The Board’s assignments

The Board is responsible for the company’s organisation and management and is to also make decisions pertaining to strategic issues.

The Board’s working procedures
Due to the significant acquisition and its financing, the Board of Directors held 32 (14) meetings, of which one was a statutory meeting, during 2018. The minutes of the meetings were recorded by the Board’s secretary, who is the Group’s CFO.

Relevant meeting documentation was sent to all members prior to each meeting, which were then held in accordance with the approved agenda. On occasions, other senior executives participated in Board Meetings in a reporting capacity, as necessary. No dissenting opinions to be recorded in the minutes were expressed at any of the meetings during the year. The Board meetings during the year addressed the fixed items of each meeting agenda, such as the year-end financial statement including establishment of dividends, interim reports, budgets, strategies, business situation, financial reporting and investments. In addition to this, at selected Board meetings, issues concerning market development, risk analysis, rules of procedure, policies, the acquisition of FTZ and Inter-Team and the financing of the acquisitions were addressed.

In accordance with the requirements of the Code, the Board’s aim was to devote particular attention to establishing overall goals for the operations and decide on strategies by which to achieve these goals and to continuously evaluate the operating management, with the aim of ensuring the company’s governance, management and control. The Board is responsible for ensuring that suitable systems are in place for the monitoring and control of the company’s operations and the risks to the company associated with its operations, that control is implemented of compliance with laws, internal guidelines and other regulations and that the provision of external information is open, objective and relevant. The tasks of the Board also include establishing necessary guidelines for the company’s conduct in society with the aim of securing its long-term value-creating ability.

There are written instructions that regulate the internal rules of procedure in the Board and the distribution of assignments between the Board and the President, and for the reporting process. The instructions are reviewed annually and are primarily: the rules of procedure for the Board’s work, instructions for the President and authorisation regulations.

The Board evaluates its work every year and it is the duty of the Chairman of the Board to ensure that evaluation is performed. In 2018, the Chairman organised a written questionnaire for all Board members. The collective opinion based on the 2018 evaluation is that the Board’s work functioned well and that the Board fulfilled the Code’s requirements regarding assignment of the Board.

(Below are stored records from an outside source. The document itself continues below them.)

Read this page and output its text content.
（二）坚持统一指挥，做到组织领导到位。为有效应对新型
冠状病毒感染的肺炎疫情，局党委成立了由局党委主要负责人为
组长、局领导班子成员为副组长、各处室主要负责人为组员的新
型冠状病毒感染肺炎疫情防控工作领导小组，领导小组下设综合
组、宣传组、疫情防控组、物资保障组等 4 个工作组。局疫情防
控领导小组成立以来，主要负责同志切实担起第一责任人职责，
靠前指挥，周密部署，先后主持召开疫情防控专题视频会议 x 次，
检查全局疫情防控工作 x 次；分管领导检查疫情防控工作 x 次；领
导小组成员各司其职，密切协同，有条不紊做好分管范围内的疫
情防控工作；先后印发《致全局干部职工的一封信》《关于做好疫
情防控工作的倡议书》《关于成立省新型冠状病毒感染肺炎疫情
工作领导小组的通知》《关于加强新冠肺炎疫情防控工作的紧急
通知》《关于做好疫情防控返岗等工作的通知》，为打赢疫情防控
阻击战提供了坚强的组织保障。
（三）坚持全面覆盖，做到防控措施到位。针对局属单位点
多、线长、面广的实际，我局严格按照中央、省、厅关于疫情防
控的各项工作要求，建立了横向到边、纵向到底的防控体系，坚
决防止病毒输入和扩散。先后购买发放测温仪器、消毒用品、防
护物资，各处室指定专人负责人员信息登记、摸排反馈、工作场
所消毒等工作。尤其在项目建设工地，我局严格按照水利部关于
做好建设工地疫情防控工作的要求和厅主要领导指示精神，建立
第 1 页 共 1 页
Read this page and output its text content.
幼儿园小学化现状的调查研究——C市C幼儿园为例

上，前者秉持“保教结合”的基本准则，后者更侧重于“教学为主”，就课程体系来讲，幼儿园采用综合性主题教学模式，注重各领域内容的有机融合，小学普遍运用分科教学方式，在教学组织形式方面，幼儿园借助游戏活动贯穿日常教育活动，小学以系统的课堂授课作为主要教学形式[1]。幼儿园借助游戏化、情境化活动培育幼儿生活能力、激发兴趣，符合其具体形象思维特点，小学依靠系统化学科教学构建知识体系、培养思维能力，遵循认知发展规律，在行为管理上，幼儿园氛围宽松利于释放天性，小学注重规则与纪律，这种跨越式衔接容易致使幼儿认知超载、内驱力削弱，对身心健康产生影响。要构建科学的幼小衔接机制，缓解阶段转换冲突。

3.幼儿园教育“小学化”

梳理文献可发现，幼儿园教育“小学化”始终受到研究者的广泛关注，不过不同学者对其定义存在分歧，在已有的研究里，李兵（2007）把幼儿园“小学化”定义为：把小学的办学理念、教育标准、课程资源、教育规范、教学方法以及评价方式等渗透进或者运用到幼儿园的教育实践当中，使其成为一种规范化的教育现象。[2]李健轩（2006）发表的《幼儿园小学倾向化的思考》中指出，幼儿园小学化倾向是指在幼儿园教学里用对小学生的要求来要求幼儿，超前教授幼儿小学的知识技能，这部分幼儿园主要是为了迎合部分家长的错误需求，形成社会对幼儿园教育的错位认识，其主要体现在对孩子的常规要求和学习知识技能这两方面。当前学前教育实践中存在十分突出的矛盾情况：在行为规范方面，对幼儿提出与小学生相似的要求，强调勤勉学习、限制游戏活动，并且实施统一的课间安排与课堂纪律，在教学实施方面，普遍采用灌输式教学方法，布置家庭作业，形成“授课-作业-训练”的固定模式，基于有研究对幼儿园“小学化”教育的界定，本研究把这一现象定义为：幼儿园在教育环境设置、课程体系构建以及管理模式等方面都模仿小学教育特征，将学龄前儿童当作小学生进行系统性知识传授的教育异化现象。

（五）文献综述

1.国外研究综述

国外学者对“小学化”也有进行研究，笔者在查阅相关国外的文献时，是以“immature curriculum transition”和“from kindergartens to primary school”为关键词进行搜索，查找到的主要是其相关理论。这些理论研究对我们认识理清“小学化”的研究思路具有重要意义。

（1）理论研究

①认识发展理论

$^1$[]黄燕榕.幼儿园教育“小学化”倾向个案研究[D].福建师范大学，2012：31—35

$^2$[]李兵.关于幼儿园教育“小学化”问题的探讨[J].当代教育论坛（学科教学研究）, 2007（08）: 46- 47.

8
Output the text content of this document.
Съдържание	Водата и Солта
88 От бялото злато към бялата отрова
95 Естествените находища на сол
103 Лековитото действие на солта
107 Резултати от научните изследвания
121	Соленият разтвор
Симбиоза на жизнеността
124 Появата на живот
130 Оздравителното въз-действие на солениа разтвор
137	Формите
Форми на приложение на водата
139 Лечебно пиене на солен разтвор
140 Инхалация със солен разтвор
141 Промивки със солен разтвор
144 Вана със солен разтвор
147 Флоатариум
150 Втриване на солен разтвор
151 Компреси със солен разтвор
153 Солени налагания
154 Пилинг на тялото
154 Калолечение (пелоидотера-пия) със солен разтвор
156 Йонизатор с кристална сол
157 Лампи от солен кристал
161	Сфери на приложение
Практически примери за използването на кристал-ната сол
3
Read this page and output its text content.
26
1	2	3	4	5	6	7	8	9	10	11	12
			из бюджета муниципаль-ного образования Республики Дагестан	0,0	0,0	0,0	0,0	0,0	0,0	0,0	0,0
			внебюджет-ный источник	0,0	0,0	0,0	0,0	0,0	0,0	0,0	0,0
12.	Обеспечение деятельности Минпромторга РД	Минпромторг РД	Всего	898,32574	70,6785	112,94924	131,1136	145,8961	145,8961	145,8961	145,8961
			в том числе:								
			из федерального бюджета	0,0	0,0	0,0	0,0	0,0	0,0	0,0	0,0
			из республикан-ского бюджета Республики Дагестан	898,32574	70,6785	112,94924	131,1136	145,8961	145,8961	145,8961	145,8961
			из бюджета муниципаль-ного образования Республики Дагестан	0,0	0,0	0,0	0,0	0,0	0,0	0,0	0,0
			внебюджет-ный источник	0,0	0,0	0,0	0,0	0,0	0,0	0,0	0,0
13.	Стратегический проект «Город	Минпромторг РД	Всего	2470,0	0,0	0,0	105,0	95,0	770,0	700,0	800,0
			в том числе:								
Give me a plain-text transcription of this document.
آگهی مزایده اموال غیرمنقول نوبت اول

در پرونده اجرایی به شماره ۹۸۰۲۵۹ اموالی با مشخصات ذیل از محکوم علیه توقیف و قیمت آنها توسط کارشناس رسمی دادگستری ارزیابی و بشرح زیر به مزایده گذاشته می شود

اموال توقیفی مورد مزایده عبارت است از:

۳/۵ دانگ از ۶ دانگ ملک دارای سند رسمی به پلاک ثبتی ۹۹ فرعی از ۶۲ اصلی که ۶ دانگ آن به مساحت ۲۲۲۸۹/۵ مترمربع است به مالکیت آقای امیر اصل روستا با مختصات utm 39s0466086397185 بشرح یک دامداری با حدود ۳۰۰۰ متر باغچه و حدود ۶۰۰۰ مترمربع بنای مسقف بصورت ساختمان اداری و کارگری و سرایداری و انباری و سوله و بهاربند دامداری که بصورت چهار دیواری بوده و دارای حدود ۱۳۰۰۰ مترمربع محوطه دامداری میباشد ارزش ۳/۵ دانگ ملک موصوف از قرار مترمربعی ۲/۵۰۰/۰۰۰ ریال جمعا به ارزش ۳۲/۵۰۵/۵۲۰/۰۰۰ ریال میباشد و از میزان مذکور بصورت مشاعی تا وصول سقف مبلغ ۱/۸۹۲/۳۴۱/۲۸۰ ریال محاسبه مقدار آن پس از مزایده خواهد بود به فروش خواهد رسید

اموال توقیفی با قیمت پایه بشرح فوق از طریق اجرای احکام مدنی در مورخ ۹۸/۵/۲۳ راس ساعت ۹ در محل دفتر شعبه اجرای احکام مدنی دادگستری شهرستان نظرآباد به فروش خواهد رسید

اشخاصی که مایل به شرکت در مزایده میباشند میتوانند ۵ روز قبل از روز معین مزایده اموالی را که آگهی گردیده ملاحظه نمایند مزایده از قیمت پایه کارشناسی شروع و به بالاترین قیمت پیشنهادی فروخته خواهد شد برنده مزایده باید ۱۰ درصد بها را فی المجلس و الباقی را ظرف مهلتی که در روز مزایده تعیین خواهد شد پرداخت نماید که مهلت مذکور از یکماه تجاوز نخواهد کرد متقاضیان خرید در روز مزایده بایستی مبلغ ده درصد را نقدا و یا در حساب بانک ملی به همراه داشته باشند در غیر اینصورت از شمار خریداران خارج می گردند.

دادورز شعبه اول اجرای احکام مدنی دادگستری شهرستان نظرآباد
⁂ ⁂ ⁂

The Annual General Meeting resolved, in accordance with the proposal from the Nomination Committee,  to allocate Board fees amounting to SEK 2,345,000, of which SEK 590,000 relates to fees to the Chairman of the Board and SEK 330,000 relates to the Executive Vice Chairman, and also SEK 285,000 relates to fees to each of the other Board members. Furthermore, fees for Committee work are to be paid as follows: SEK 70,000 to the Chairman of the Audit Committee, SEK 40,000 to each of the other members of the Audit Committee, SEK 40,000 to the Chairman of the Remuneration Committee and SEK 25,000 to each of the other members of the Remuneration Committee.

Board members elected

The board consists of John S. Quinn (Chairman), Helena Skåntorp (Executive Vice Chairman), Eivor Andersson, Kenny Bräck, Joseph M. Holsten, Magnus Håkansson and Arja Taaveniku. All members are independent of the company and its management. Five of the members are independent in relation to major shareholders. The President and CEO is not a Board member nor any other member of the Group Management.